Question 19: What is DIC, and how does it develop?

DIC (disseminated intravascular coagulation) is a condition causing blood clotting to occur abnormally in all the body’s blood vessels. It develops due to a disease or injury that causes an overreaction of the blood’s clotting process. The blood clots in the blood vessels reduce blood flow to the organ, leading to organ damage.  The clotting factors and platelets eventually get used up, leading to bleeding in the nose, mouth, inside the body, or beneath the skin.

Question 20: What factors contribute to the development of DIC?

• Infection caused by parasites or viruses causes the body’s immune response to cause inflammation.
• Major injury or damage of tissues and organs
• A lifestyle like a drug use
• Other medical conditions like cancer, heatstroke, and complicated pregnancy which cause clotting factors.

 

 

 

 

 

References

Holt, J. D., Garrett, W. A., McCurry, T. K., & Teichman, J. M. (2016).
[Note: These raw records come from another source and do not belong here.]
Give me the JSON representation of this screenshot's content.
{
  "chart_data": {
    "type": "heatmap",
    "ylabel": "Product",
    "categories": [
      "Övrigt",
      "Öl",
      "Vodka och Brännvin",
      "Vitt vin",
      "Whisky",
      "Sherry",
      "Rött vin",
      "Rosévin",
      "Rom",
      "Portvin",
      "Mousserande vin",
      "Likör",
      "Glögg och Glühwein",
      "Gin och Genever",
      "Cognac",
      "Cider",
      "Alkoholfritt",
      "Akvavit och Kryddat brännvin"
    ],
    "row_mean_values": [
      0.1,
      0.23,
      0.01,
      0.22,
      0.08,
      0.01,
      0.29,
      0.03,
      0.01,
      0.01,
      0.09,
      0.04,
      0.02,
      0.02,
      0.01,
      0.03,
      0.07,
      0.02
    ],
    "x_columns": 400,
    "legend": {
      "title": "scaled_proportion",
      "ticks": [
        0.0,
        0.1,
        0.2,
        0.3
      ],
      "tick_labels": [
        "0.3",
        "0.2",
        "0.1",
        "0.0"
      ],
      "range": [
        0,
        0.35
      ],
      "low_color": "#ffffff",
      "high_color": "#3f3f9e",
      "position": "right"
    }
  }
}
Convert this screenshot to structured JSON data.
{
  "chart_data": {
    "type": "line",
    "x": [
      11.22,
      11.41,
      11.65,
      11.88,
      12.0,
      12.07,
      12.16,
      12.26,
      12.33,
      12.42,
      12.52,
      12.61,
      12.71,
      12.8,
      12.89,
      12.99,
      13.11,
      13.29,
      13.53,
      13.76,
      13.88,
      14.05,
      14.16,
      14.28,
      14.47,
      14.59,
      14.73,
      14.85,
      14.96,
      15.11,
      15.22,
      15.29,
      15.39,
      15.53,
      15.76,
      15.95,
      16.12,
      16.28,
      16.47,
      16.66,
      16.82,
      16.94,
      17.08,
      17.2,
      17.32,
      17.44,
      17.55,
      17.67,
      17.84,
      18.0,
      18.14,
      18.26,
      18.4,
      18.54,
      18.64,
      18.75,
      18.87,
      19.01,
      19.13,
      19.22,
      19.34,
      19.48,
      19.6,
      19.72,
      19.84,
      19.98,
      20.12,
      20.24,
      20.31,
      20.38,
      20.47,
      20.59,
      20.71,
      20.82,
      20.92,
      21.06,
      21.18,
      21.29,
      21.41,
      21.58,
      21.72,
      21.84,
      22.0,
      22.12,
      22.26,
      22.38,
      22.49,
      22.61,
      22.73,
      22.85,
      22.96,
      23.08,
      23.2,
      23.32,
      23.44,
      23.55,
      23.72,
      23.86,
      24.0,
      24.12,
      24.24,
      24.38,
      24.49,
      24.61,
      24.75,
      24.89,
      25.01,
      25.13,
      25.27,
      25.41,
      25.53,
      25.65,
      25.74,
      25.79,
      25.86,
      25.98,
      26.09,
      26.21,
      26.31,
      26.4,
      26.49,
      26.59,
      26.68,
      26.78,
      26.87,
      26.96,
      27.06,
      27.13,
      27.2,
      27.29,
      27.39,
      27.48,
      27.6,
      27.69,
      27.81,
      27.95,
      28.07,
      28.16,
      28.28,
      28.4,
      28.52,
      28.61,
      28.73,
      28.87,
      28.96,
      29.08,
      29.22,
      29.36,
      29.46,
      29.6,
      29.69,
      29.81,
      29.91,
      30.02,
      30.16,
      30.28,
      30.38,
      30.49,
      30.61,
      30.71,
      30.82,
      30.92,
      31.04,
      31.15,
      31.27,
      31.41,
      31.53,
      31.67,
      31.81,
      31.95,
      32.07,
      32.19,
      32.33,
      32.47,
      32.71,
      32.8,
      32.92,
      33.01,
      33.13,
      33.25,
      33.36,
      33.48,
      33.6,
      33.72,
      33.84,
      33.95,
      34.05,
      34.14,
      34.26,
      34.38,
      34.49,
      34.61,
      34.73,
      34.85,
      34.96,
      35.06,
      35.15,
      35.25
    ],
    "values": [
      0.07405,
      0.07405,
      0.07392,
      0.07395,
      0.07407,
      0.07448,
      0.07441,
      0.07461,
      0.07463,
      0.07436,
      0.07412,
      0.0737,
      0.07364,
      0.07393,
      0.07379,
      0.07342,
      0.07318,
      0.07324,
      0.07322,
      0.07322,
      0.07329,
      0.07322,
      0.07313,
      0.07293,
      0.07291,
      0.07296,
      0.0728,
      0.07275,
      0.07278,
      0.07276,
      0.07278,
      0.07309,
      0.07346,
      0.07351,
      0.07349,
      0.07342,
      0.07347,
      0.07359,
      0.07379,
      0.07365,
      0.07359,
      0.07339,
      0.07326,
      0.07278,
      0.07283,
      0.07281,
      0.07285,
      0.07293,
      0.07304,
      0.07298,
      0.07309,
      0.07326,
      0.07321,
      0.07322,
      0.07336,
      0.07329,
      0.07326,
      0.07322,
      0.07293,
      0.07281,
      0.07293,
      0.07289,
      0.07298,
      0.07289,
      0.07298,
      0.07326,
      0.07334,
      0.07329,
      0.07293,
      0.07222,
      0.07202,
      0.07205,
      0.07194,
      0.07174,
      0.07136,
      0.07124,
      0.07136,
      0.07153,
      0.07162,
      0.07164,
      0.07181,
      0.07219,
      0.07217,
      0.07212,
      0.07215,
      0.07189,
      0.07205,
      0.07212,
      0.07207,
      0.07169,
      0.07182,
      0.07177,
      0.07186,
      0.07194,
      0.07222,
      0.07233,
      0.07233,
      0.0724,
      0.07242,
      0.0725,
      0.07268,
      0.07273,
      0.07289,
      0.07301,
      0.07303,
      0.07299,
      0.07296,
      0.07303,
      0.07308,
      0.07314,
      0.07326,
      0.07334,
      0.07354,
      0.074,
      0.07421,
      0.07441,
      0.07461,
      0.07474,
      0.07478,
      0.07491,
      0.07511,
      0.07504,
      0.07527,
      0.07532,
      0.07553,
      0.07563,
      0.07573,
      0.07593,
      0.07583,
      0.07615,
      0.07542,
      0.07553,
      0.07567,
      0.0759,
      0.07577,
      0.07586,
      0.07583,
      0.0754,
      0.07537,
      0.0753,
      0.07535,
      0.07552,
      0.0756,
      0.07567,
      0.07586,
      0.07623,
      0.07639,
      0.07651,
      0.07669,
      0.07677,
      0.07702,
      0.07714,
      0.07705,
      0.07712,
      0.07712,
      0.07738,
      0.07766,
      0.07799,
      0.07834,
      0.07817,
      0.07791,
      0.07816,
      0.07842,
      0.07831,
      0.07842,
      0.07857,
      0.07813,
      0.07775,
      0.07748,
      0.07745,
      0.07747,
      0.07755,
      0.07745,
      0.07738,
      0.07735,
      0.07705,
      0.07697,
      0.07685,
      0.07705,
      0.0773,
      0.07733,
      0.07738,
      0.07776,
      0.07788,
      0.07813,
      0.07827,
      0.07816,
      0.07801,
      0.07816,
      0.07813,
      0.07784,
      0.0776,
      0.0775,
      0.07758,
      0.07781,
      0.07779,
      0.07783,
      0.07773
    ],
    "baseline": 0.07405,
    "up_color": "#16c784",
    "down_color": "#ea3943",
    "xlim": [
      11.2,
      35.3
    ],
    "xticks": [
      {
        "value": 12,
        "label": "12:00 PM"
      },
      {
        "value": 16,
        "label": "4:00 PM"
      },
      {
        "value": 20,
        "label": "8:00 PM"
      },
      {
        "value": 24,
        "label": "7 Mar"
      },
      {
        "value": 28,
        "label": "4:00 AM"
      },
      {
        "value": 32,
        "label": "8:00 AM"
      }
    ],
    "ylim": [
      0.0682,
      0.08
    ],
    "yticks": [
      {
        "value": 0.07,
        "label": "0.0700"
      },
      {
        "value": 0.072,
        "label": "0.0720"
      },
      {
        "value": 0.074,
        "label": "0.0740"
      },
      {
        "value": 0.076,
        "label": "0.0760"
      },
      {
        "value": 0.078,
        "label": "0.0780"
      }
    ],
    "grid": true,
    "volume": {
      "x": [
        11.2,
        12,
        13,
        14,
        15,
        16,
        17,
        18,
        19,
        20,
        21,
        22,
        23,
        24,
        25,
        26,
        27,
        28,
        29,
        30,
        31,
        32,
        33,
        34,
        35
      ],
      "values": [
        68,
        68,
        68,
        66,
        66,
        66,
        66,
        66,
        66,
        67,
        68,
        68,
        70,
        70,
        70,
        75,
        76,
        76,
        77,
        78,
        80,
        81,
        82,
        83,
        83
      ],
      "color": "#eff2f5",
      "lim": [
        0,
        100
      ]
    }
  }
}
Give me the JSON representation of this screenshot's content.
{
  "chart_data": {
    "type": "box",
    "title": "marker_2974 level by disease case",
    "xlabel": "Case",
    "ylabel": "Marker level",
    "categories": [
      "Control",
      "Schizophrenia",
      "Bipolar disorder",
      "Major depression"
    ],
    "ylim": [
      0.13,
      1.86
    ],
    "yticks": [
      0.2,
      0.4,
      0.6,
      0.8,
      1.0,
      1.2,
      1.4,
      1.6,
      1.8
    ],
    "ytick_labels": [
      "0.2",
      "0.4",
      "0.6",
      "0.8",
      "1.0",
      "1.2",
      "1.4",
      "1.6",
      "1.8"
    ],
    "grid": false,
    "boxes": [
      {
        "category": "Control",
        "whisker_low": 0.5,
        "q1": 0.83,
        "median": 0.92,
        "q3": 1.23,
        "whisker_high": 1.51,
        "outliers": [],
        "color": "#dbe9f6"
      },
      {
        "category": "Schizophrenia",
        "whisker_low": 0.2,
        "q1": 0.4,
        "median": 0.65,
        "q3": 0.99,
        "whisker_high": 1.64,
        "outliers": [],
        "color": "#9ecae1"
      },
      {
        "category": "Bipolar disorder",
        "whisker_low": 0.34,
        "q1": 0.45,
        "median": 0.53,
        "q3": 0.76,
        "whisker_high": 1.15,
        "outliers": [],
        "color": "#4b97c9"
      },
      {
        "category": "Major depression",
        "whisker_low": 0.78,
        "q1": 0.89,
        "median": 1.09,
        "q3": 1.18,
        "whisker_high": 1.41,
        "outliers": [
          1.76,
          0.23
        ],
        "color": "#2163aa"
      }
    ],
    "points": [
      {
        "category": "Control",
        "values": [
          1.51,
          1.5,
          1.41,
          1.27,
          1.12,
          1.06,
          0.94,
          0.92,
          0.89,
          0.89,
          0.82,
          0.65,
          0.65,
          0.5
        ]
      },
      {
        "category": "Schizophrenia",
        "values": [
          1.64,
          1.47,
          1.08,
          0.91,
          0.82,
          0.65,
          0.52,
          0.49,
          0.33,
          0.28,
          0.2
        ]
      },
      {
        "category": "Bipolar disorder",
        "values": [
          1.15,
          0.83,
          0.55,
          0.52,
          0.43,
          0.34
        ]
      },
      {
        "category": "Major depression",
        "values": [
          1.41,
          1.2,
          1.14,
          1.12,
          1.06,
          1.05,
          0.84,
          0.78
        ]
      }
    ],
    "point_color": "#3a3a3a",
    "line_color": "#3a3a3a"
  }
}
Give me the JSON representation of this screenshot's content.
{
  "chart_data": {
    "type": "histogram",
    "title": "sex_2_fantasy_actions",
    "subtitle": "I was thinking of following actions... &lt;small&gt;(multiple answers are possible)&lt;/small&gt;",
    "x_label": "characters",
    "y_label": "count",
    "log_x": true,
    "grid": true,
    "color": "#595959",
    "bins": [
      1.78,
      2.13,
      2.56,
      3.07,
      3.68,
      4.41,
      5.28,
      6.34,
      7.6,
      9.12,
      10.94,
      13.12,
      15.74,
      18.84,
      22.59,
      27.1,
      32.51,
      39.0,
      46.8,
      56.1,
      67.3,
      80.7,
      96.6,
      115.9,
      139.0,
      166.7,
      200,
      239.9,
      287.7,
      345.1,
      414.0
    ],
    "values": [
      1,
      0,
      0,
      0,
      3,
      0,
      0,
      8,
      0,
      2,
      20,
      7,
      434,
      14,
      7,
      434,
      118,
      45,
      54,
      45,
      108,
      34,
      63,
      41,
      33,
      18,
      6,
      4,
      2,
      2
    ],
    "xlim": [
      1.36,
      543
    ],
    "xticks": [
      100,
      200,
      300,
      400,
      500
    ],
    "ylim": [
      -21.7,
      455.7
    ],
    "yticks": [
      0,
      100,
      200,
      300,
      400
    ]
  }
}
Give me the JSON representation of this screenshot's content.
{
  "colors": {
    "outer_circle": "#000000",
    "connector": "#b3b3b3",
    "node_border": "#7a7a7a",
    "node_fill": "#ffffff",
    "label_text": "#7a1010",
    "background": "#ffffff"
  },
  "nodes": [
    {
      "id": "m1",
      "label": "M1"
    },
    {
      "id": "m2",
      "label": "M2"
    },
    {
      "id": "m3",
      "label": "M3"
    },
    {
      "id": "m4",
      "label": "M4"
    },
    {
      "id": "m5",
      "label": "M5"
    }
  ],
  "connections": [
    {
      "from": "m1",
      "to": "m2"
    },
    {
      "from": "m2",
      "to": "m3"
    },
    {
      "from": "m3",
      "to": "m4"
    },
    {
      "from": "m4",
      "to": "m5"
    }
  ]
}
Common questions about chronic prostatitis. American family physician, 93(4), 290-296.

Morawiec-Szymonik, E., Foltyn, W., Marek, B., Głogowska-Szeląg, J., Kos-Kudła, B., & Kajdaniuk, D. (2020). Antibodies involved in the development of pernicious anemia and other autoimmune diseases. POLISH ARCHIVES OF INTERNAL MEDICINE-POLSKIE ARCHIWUM MEDYCYNY WEWNETRZNEJ, 130(1), 31-37.

Nyatsanza, F., & Tipple, C. (2016). Syphilis: presentations in general medicine. Clinical Medicine, 16(2), 184.

Sugiura, T., Yamamoto, K., Murakami, K., Horita, S., Matsusue, Y., Nakashima, C., & Kirita, T. (2018). Immune thrombocytopenic purpura detected with oral Hemorrhage: A case report—Journal of Dentistry, 19(2), 159.

Sadler, J. E. (2015). What’s new in the diagnosis and pathophysiology of thrombotic thrombocytopenic purpura. Hematology, 2015(1), 631-636.